A team of university academics describing themselves as unhealthily obsessed with the shoot-out set up the website penaltyshootouts.co.uk to showcase their findings and demonstrate that results are far from random. In a paper entitled “Are penalties racist?” they conclude that the shoot-out favours nations that are more collectivist by nature, using a scale devised by the Dutch sociologist Geert Hofstede, suggesting penalties places far greater strains on the takers from “individualist nations”.

Other significant trends include younger players more successfully converting, the team shooting first having a 60 per cent chance of success, and a tendency for the team that equalised in regular time to carry the momentum. So shooting first after having snatched a late equaliser with a younger set of takers ought to have meant that England couldn’t fail against Portugal in 2004.

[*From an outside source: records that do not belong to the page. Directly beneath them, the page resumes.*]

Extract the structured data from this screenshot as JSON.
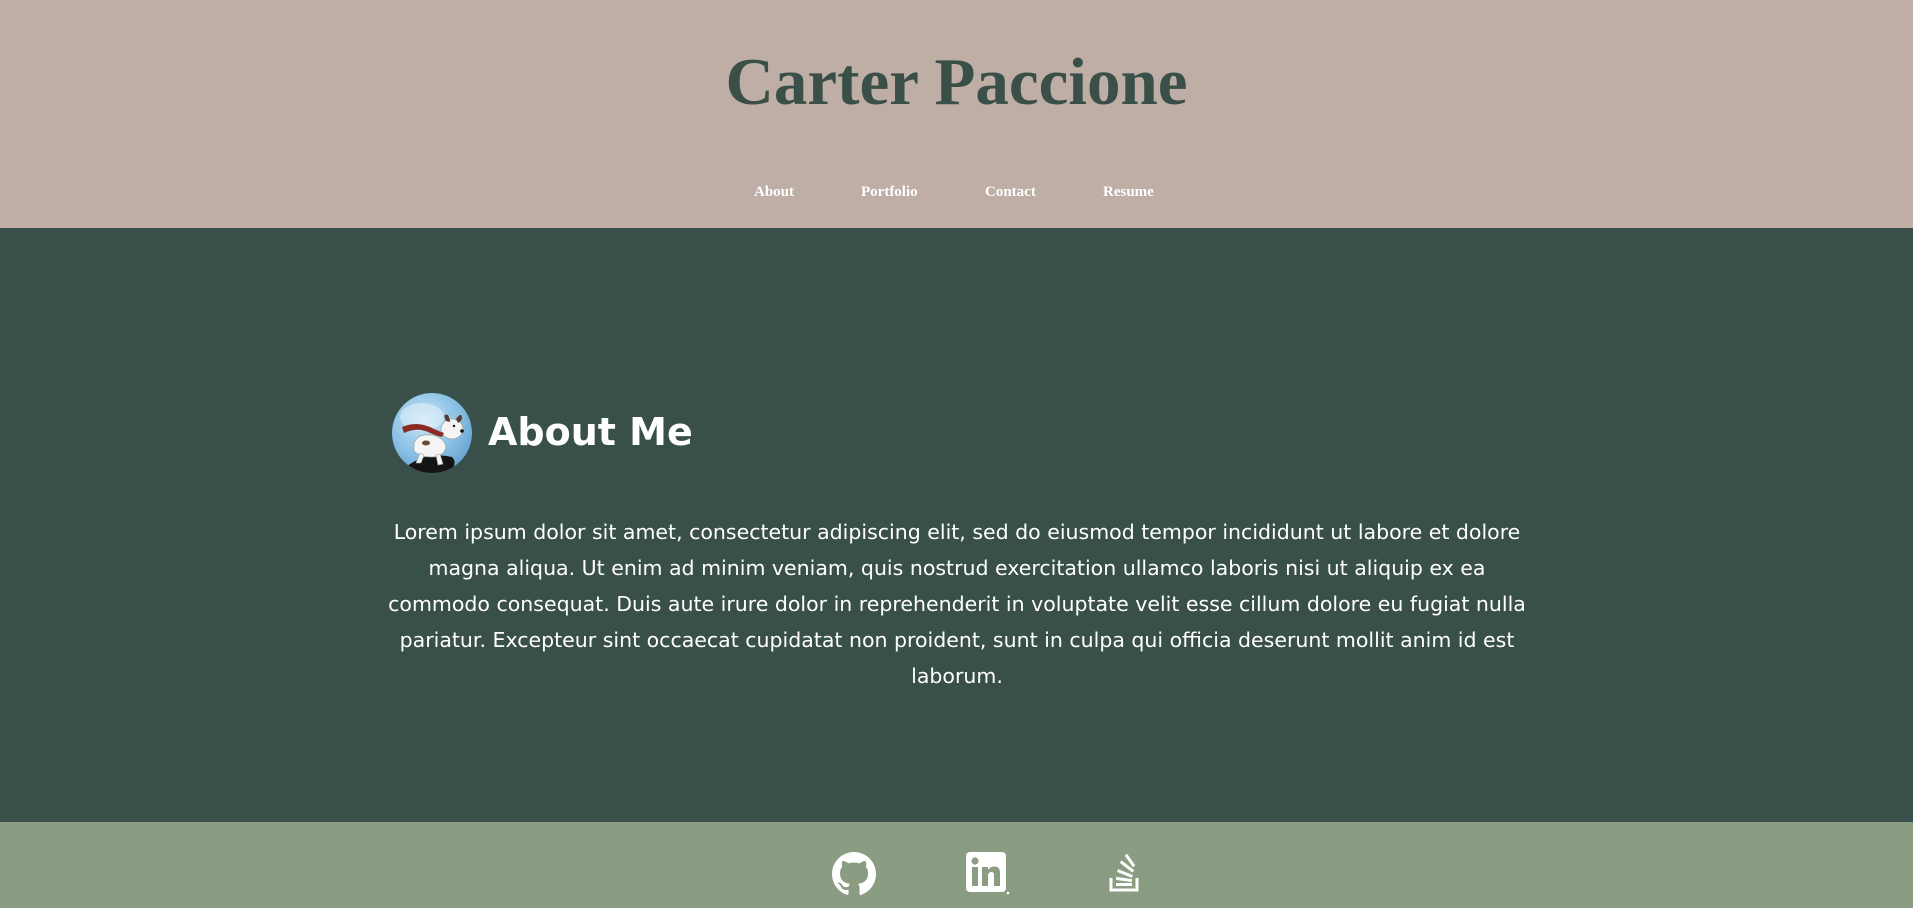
{
  "header": {
    "title": "Carter Paccione",
    "nav": [
      {
        "label": "About"
      },
      {
        "label": "Portfolio"
      },
      {
        "label": "Contact"
      },
      {
        "label": "Resume"
      }
    ]
  },
  "about": {
    "heading": "About Me",
    "avatar_icon": "avatar-dog-cartoon",
    "body": "Lorem ipsum dolor sit amet, consectetur adipiscing elit, sed do eiusmod tempor incididunt ut labore et dolore magna aliqua. Ut enim ad minim veniam, quis nostrud exercitation ullamco laboris nisi ut aliquip ex ea commodo consequat. Duis aute irure dolor in reprehenderit in voluptate velit esse cillum dolore eu fugiat nulla pariatur. Excepteur sint occaecat cupidatat non proident, sunt in culpa qui officia deserunt mollit anim id est laborum."
  },
  "footer": {
    "social": [
      {
        "icon": "github-icon"
      },
      {
        "icon": "linkedin-icon"
      },
      {
        "icon": "stackoverflow-icon"
      }
    ]
  },
  "colors": {
    "header_bg": "#beaea6",
    "main_bg": "#394f49",
    "footer_bg": "#8a9c82",
    "title_text": "#394f48",
    "light_text": "#ffffff"
  }
}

So why does the shoot-out survive? Given that golden goals were intended to counteract the defensive influence that penalties had on extra time, but instead compounded it and have since been discredited, the lack of alternatives is clear. Despite Blatter’s comments there seems little appetite for change. A telling survey at penaltyshootouts.co.uk suggests a sense of schadenfreude among fans. While only 33 per cent enjoy watching their own team in a shoot-out, 84 per cent revelled in seeing other clubs toil.

The fact that the Watney Cup was broadcast live emphasises the shoot-out as an innovation of the television age. Unless an equally telegenic format is discovered, they are unlikely to disappear. In fact so well does the shoot-out fit the formula of a reality TV talent show with its prolonged periods of forced suspense, heightening fatalism, tears and magnanimous hugs, that we might as well just let Dermot O’Leary take ten players into the centre circle and announce the names of the lucky nine.